自分は子どもの頃から大学に入るまでずっと浜で育ったんだけど、
海辺ならではの不思議な話がいろいろあった。
自分の家はその界隈で一件だけ漁師ではなく、親父は市役所の勤め人だった。
砂浜があって、国道があり、その後ろはすぐ山になっていて、
その山の斜面にぽつんぽつんと家が建っていて、浜に漁のための小屋が

あるようなところ。自分が小学校頃までは、8月の最初の週、
7日の日までは漁師は漁に出ちゃいけないことになっていて、特に7日の晩から

朝までは、子どもは家の外へも出ちゃいけないことになってた。何でも、

沖に『ふだらく様』の舟が来て、外に出ている子どもは引かれてしまうらしい。
こういうのは神隠しとか、普通は女の子が危ないんじゃないかと思うけど、
特に本家筋の跡取りの男の子なんかが危ない、という話だった。


大人達は集落の公民館に集まって朝まで酒飲むし、漁師だから喧嘩もする。
夏休み中の子どもは家でおはぎを食べて早く寝る、という日なんだ。
ただそんな日でも、国道は少ないながらもときたまは車が通ってるわけだし、
世の中が合理的になったのか、自分が中学校になる頃には行われなくなった。
それでもやっぱり、8月7日前後は海で遊んじゃいけないとは言われてたんだけど、
中学校2年の8月6日の日の朝に浜に出て、水死体を発見した。
岩場になってるところを歩いていて、外国のブイなんかの漂着物を探していたら、
海中2mくらいのとこに人のお尻が見える。あわてて大人を呼んだ。
引き上げられたのは近くに帰省してた大学生だった。
波で海パンが脱げて、頭を下にして沈んでた。
その前日の午後には亡くなってたのだろうと、来た警察の人が言っていた。


自分がまだ当時健在だった爺ちゃんに、『ふだらく様』と水死した人は

何か関係があるのか聞くと、「関係あるかもしれないね、ふだらく様は

男が好きだから」という答え。
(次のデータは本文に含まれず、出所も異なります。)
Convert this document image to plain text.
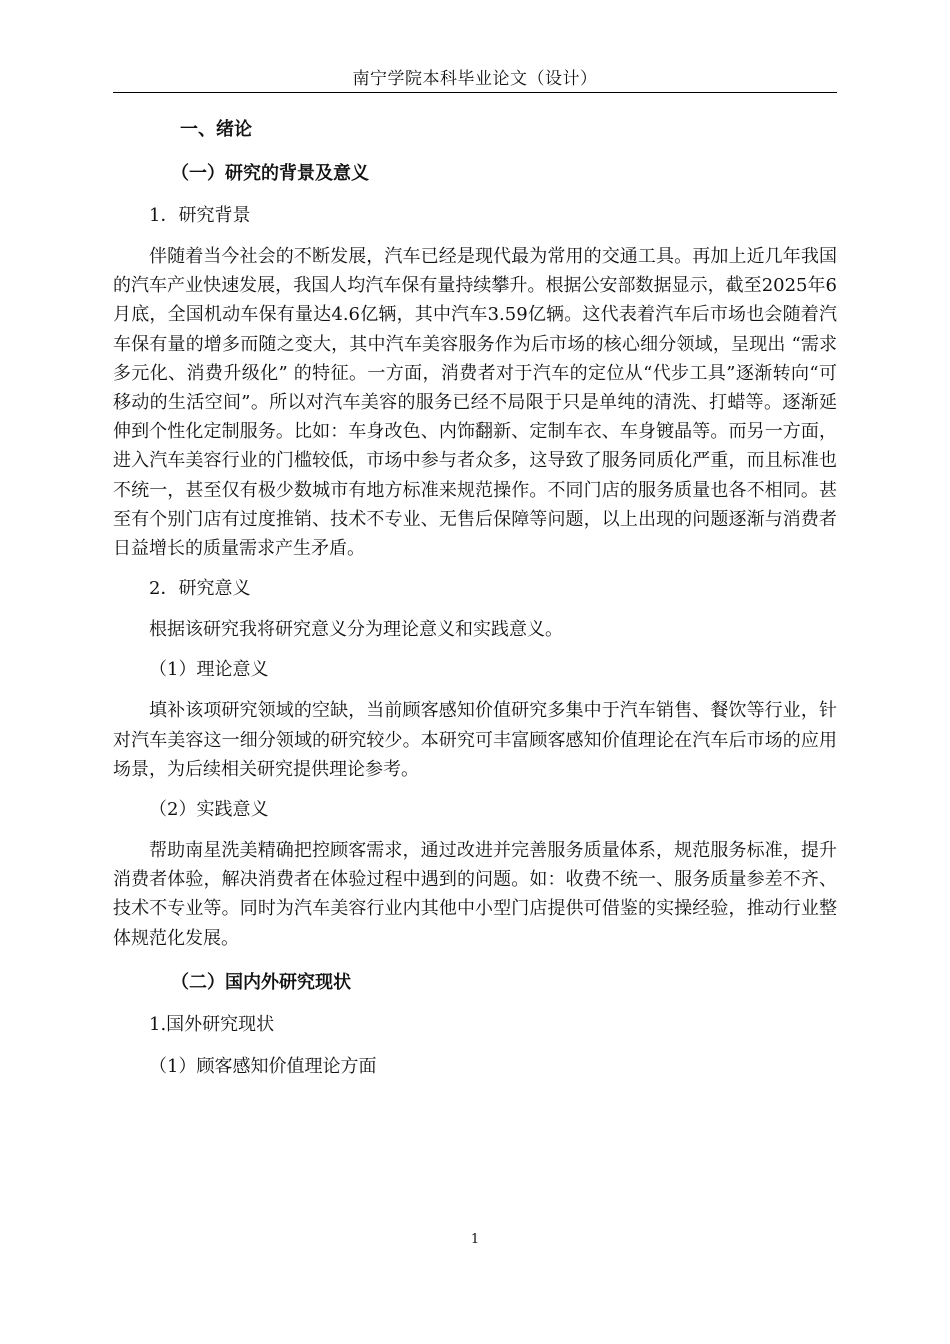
南宁学院本科毕业论文（设计）

一、绪论

（一）研究的背景及意义

1．研究背景

伴随着当今社会的不断发展，汽车已经是现代最为常用的交通工具。再加上近几年我国的汽车产业快速发展，我国人均汽车保有量持续攀升。根据公安部数据显示，截至2025年6月底，全国机动车保有量达4.6亿辆，其中汽车3.59亿辆。这代表着汽车后市场也会随着汽车保有量的增多而随之变大，其中汽车美容服务作为后市场的核心细分领域，呈现出 “需求多元化、消费升级化” 的特征。一方面，消费者对于汽车的定位从“代步工具”逐渐转向“可移动的生活空间”。所以对汽车美容的服务已经不局限于只是单纯的清洗、打蜡等。逐渐延伸到个性化定制服务。比如：车身改色、内饰翻新、定制车衣、车身镀晶等。而另一方面，进入汽车美容行业的门槛较低，市场中参与者众多，这导致了服务同质化严重，而且标准也不统一，甚至仅有极少数城市有地方标准来规范操作。不同门店的服务质量也各不相同。甚至有个别门店有过度推销、技术不专业、无售后保障等问题，以上出现的问题逐渐与消费者日益增长的质量需求产生矛盾。

2．研究意义

根据该研究我将研究意义分为理论意义和实践意义。

（1）理论意义

填补该项研究领域的空缺，当前顾客感知价值研究多集中于汽车销售、餐饮等行业，针对汽车美容这一细分领域的研究较少。本研究可丰富顾客感知价值理论在汽车后市场的应用场景，为后续相关研究提供理论参考。

（2）实践意义

帮助南星洗美精确把控顾客需求，通过改进并完善服务质量体系，规范服务标准，提升消费者体验，解决消费者在体验过程中遇到的问题。如：收费不统一、服务质量参差不齐、技术不专业等。同时为汽车美容行业内其他中小型门店提供可借鉴的实操经验，推动行业整体规范化发展。

（二）国内外研究现状

1.国外研究现状

（1）顾客感知价值理论方面

1
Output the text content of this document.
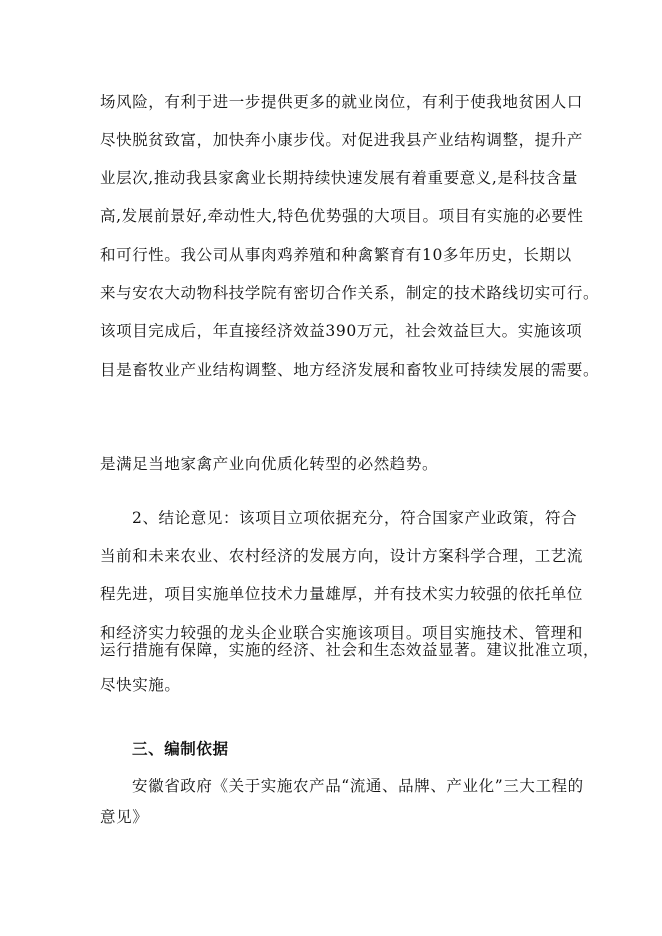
场风险，有利于进一步提供更多的就业岗位，有利于使我地贫困人口
尽快脱贫致富，加快奔小康步伐。对促进我县产业结构调整，提升产
业层次,推动我县家禽业长期持续快速发展有着重要意义,是科技含量
高,发展前景好,牵动性大,特色优势强的大项目。项目有实施的必要性
和可行性。我公司从事肉鸡养殖和种禽繁育有10多年历史，长期以
来与安农大动物科技学院有密切合作关系，制定的技术路线切实可行。
该项目完成后，年直接经济效益390万元，社会效益巨大。实施该项
目是畜牧业产业结构调整、地方经济发展和畜牧业可持续发展的需要。
是满足当地家禽产业向优质化转型的必然趋势。
2、结论意见：该项目立项依据充分，符合国家产业政策，符合
当前和未来农业、农村经济的发展方向，设计方案科学合理，工艺流
程先进，项目实施单位技术力量雄厚，并有技术实力较强的依托单位
和经济实力较强的龙头企业联合实施该项目。项目实施技术、管理和
运行措施有保障，实施的经济、社会和生态效益显著。建议批准立项，
尽快实施。
三、编制依据
安徽省政府《关于实施农产品“流通、品牌、产业化”三大工程的
意见》
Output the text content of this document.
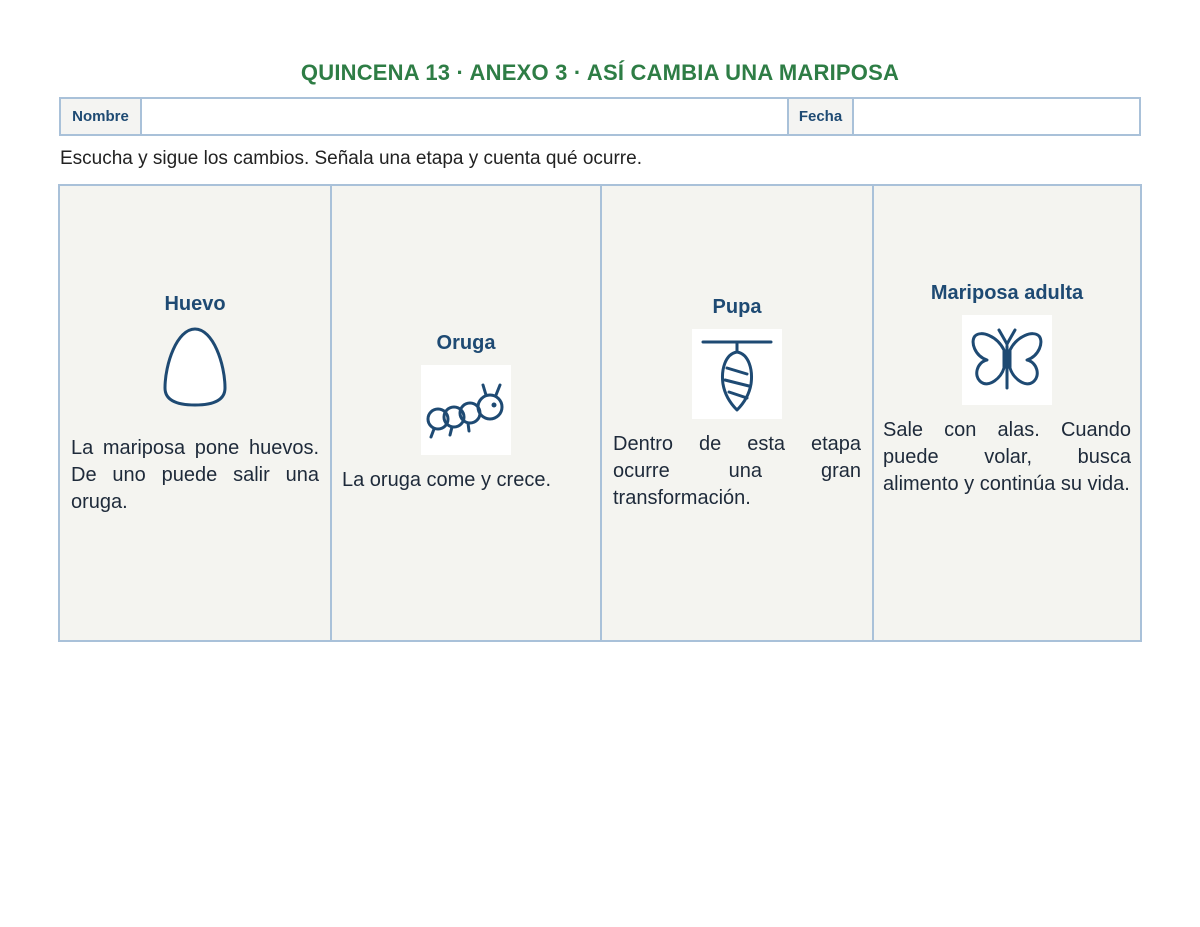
QUINCENA 13 · ANEXO 3 · ASÍ CAMBIA UNA MARIPOSA
Nombre	Fecha
Escucha y sigue los cambios. Señala una etapa y cuenta qué ocurre.
Huevo
La mariposa pone huevos. De uno puede salir una oruga.
Oruga
La oruga come y crece.
Pupa
Dentro de esta etapa ocurre una gran transformación.
Mariposa adulta
Sale con alas. Cuando puede volar, busca alimento y continúa su vida.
その出来事で、自分は子どもながらもすごく

ショックを受けたんだけど、次の日が8月7日で本来の忌み日。
ちょうどテレビで怪談特集とかやってて、自分は見ないで早く寝た。
けど早く寝すぎて、夜中の2時過ぎ頃トイレに起きてしまった。
その頃は実家も改築する前で、家の外にボットントイレがある状態。
トイレは山側なので浜を見ることはないけど、
まだ暗い夏の闇の中を裏戸から出て歩いていると、
沖の方からドン・ドンと太鼓を叩くような音がかすかに聞こえてくる。
自分はその時、これはふだらく様だから見にいっちゃいけない、と思った。

思ったけど、自分が馬鹿だからなのか、
それとも何かの力に引かれたのか、見に行ってしまったんだよ。
そしたら、国道をはさんで沖の方に、

板屋根のついた昔の小さな舟が浮かんでいる。
距離感がよくわからない。本来沖は真っ暗で見えるはずがないんだけど、
赤い光がその舟を包んだようになってて見えるんだな。
沖は波が荒いのか舟は上下に浮き沈みしてて、
よく見ると舟には何本か鳥居がついている。太鼓の音も小さく聞こえていて、

自分を呼んでいるような気がする。しばらく見てるうちにぼうっとしてきて、

浜の方に歩き出そうとした。そのとき、国道を大きな音をたてて大型トラックが

通って、目が覚めたようになった。もう一度見たら沖の舟は消えていたんだ。